Offline and low-connectivity considerations
Mobile networks are unreliable. A verification call that takes 2 seconds on wifi might time out on a poor 3G connection, or the HTTP request might fail entirely mid-upload. Build retry logic into your mobile client for audio upload failures. A reasonable retry strategy: attempt the upload, wait up to 15 seconds for a response, and if it fails or times out, retry once with a fresh recording prompt rather than resending the original audio. Stale audio from a retry of a failed attempt is worse than a fresh sample from a new recording — the user may have moved to a different environment, and the act of asking them to try again often produces better audio anyway. If your app has offline or low-connectivity use cases, voice authentication will need a fallback path. Design your authentication flow with the assumption that any given verification attempt may fail to reach the server, and make the fallback path (PIN, biometric, OTP) easily accessible without treating it as an error state.Platform-specific permission patterns
Both iOS and Android require microphone permission to be requested at runtime, but the UX patterns differ between platforms. On iOS, you get exactly one chance to show the native permission prompt. If the user denies it, you cannot show it again — they have to manually re-enable microphone access in the Settings app. This means you should make your pre-permission explanation as clear and compelling as possible before triggering the system prompt. A brief in-app screen that explains why voice authentication needs the microphone, shown immediately before the system prompt, meaningfully increases acceptance rates. If the user has previously denied permission, detect this state usingAVAudioSession.recordPermission and show a custom UI that deep-links them directly to your app’s settings page.

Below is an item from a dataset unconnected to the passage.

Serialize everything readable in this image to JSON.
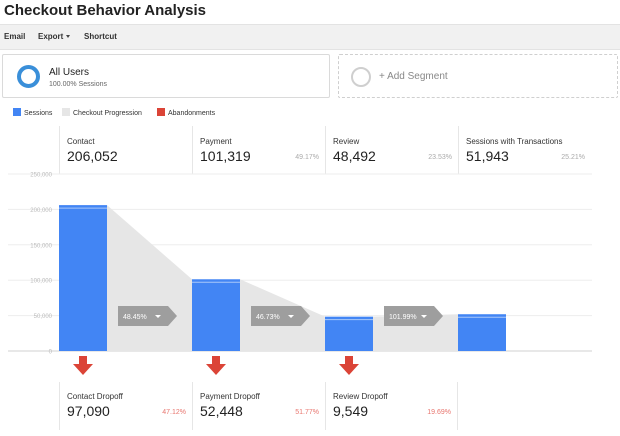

On Android, users can deny permission without permanently revoking it, and you can re-request after explaining why you need it (once — repeated requests are blocked after two denials). Use shouldShowRequestPermissionRationale() to determine whether to show an explanation before re-requesting.
In both cases, the in-app explanation before the system prompt is the same message: voice authentication requires the microphone, it’s only used for authentication, and no audio is stored beyond the processing required to create the voiceprint.